There are hiking trails, tide pools and great places where you can go see the sea lions and whales in their natural habitat. With just three camping grounds that can hold about 124 families, your children need not feel too secluded.
For your information, the Alcatraz and the Golden Gate Bridge can be seen from the island. Some beach camping would be awesome.
Lassen Volcanic Park – 106, 452 acres
Most people will only take Lassen Volcanic Park camping as a last minute resort, but it is as good as any other for California camping.
One of the things that you will see there include a wonderful lake view and you can have beach camping vacation. You can hit the Devil’s Kitchen trail and see the wonders of geothermal funnels spewing steam. You can also choose to hike a short trail to a small summit called Inspiration Point from where you will get wonderful views of Northern California.
Tighten your hiking shoelaces and head onto Mt. Lassen. It is so beautiful, and from the car park, it is less than 3 miles away. The trail is well maintained and the tall trees keep you sheltered from the sun.
This national park is large with a large diversity of flora and fauna. From Jeffrey Pines, white fir, sugar pine, ponderosa to Manzanita and gooseberry, there are many plants to see. Some of the animals that you can see in this park include raccoons, chipmunks, black bear, mule deer, cougar, coyote, mountain chickadee and others. There is also a lot of birdlife.
In 2016, the park received slightly more than 550,000 visitors. In summer, the park might look a bit crowded but hey, it is large enough for everyone.
You will most likely camp in the Juniper Lake campground or Warner Valley campground, whatever suits you. Call in advance to make a reservation.
Whenever Yosemite is mentioned, one thing that pops to mind is the number of tourists that it must receive every year, for it is indeed a popular park in the USA and the world. However, there is a little hidden jewel of a camping ground about 5 miles away and it does not receive many visitors, thus, it does not require reservations. Just show up!

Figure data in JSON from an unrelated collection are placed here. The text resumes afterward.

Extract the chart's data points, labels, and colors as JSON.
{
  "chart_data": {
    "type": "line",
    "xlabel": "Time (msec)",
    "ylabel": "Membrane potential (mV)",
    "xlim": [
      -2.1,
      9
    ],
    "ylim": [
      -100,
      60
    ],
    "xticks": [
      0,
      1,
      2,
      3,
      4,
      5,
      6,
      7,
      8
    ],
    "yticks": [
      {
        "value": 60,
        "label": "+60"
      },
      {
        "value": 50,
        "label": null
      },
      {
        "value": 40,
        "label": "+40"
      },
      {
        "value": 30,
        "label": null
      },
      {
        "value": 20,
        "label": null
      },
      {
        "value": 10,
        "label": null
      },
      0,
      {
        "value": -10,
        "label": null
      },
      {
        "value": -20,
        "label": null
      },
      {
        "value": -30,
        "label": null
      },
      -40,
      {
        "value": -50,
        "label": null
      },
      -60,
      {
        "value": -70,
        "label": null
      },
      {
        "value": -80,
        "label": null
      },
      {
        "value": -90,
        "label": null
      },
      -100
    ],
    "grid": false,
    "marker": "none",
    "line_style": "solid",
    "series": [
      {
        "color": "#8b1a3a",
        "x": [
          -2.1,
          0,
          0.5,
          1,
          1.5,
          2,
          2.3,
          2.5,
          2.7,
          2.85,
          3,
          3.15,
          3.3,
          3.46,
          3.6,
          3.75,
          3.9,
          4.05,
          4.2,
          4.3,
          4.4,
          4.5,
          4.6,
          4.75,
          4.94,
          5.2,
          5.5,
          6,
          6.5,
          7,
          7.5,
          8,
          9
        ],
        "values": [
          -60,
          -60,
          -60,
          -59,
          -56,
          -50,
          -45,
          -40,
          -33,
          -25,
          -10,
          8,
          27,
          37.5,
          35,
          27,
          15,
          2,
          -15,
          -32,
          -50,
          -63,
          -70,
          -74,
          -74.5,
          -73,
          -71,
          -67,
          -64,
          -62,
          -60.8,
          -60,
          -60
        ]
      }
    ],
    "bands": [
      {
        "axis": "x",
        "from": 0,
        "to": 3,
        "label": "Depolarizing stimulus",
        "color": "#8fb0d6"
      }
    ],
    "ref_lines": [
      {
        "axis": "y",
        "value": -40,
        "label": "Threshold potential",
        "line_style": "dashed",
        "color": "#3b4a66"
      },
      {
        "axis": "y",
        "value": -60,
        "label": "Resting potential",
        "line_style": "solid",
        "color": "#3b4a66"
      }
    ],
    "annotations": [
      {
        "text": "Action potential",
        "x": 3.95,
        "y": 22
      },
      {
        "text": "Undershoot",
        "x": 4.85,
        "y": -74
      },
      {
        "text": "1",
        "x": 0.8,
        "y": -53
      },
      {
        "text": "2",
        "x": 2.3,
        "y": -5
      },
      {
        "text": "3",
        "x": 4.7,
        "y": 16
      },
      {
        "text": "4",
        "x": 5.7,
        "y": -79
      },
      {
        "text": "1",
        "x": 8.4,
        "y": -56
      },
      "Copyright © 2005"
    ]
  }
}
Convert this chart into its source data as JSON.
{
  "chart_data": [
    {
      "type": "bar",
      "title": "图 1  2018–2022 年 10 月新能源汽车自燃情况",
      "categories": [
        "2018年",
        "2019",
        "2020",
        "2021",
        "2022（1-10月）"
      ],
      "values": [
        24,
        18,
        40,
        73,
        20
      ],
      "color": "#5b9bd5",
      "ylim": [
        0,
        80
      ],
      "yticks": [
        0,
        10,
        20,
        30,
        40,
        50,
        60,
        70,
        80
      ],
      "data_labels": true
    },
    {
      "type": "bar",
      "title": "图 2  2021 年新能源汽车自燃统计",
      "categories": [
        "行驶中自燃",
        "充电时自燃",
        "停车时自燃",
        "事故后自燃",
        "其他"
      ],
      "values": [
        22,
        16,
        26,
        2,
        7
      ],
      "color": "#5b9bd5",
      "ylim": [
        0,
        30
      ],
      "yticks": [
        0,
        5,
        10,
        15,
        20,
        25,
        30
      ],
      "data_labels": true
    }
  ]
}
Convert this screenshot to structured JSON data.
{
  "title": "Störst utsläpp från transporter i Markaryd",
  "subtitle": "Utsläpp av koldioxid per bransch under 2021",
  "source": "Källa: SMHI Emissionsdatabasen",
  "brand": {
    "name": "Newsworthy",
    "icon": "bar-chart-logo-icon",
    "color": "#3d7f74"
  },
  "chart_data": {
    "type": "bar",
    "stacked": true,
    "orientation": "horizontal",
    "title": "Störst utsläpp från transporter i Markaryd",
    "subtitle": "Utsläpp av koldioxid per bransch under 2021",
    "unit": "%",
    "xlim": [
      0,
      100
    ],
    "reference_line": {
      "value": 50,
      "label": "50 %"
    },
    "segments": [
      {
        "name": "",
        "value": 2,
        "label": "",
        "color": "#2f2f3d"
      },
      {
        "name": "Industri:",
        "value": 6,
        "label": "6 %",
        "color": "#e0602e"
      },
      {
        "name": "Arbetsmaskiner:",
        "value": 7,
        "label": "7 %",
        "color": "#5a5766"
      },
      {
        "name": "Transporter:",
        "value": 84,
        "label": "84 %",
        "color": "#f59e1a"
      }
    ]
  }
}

The track to the camping ground is a bit rough, so perhaps you would need a pickup truck or an off-road vehicle to access it.
Wood and charcoal fires are permitted, so you can cook your food. Bring your dog too but keep him on a leash. A maximum of 6 people are allowed for every camping site. The camping ground is well shaded with trees, so you might want to bring your camping hammock along.
This camping ground is open July through September, so it is more of a summer camping California thing. Bring your water filter too.
These are just six of the best, last minute destinations for California camping. If you do not love large crowds, try them. Some of them are only open in summer, but some are open for all year camping. For camping in California beach, hiking, backpacking and more outdoor fun, try the lesser known places so you can have them to yourself.